A CONVERSATION WITH MY CHILDREN
As you all know, recently within our family, an emergency situation arose.
Since it happened on a Saturday night, when A and E departments are busy and ambulances are in full swing, it was thought it might be best to transport the patient to the nearest A and E department by car since there may have been a delay before an ambulance arrived. Although some emergency treatment for what turned out to be an accurate diagnosis was given at home it was clear the patient would need hospital admission for stabilisation and further investigation. However, it was found to be impossible to get the patient out of the house into the car without help and so a decision was made to contact the 24 hour NHS UK telephone service. This was an error, the intention was really to dial 999 in spite of possible Saturday night ambulance delay.
Firstly someone who seemed to be a lay person answered the phone and asked several questions very politely and calmly – all of them were relevant.
There was no doubt she was following a protocol on a computer screen in front of her and this clearly informed her that she would need to pass on the problem and in due course a nurse would phone back.
The nurse phoned back quickly. Very politely, reassuringly, and calmly she asked another battery of questions that delved deeper into the problem. These questions again were clearly protocol driven. The nurse concluded that a visit from a paramedic was required. To be fair, the nurse said if the patient’s condition deteriorated, to dial 999, but gave no indication how long a response would take.
The patient was reasonably stable. It was expected an ambulance would arrive soon. The paramedic arrived soon in a car with a bag full of equipment, not in an ambulance.
He asked lots of questions and did a few blood tests, ECG etc. He decided that the patient had to be transported to hospital and phoned for an ambulance.
The ambulance arrived quickly and with flashing lights transported the patient to A and E where she was seen immediately. Further investigations were performed, she was kept in the acute medical receiving ward overnight and transferred to another medical ward the next day to be discharged stabilised a few days later.
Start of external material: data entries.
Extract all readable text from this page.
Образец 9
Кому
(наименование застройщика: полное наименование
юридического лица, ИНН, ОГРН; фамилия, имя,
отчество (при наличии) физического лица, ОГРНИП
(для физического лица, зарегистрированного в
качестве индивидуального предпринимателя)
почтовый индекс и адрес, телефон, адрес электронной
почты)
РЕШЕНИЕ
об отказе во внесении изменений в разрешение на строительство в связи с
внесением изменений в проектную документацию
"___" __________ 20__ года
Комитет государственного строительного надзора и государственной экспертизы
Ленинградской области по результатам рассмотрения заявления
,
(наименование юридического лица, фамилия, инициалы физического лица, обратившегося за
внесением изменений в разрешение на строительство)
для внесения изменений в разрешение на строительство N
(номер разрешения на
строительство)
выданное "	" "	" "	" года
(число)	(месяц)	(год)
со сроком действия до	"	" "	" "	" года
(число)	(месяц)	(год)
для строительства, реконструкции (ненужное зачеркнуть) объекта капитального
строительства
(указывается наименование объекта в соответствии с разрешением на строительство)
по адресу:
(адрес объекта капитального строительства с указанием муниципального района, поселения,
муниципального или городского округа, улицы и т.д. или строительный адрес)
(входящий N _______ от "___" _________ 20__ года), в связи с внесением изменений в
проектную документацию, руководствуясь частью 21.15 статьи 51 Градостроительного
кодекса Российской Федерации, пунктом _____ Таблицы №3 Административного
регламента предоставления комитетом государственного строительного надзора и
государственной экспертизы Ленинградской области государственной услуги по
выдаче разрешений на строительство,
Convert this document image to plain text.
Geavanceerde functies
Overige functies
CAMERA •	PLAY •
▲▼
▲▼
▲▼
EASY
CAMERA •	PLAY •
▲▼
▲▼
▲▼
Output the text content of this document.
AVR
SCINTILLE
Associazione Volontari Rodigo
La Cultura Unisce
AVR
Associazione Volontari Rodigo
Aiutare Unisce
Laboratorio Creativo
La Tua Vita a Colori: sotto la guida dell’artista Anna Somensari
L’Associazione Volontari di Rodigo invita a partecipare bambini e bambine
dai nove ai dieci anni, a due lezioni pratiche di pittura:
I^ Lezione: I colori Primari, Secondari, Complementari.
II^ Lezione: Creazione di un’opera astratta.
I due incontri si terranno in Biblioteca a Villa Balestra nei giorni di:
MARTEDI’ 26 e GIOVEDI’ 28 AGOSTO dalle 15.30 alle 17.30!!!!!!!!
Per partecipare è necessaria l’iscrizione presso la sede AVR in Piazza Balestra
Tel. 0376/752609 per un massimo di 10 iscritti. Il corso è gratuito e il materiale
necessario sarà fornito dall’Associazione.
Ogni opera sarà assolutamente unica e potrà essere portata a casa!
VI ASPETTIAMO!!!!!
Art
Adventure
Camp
Everyone worked as they should have done. There were no obvious delays. Nevertheless the clock ticked on and the procedures involving 4 separate levels of NHS staff, took 4 hours before the patient reached an A and E department. That is, it took four hours to see a doctor. It didn’t seem as long as that, but that’s what the clock said.
The problem with all of this, is that although the various team members involved all worked as the system decreed they should in an emergency, not one of them was trained in diagnostic skills. And so it took four hours for a patient who had collapsed semi-comatose with multiple serious pathologies and therefore various possible diagnostic problems to see a doctor. Proper treatment cannot begin without proper diagnosis.
So, my children, should things have been done differently? With hindsight what should have been done? What would you do in future? Dial 999? If possible bundle the patient into the car and speed to A and E and hope there are no traffic lights obstructing the journey?
In an emergency, it is often difficult to know what to do for the best.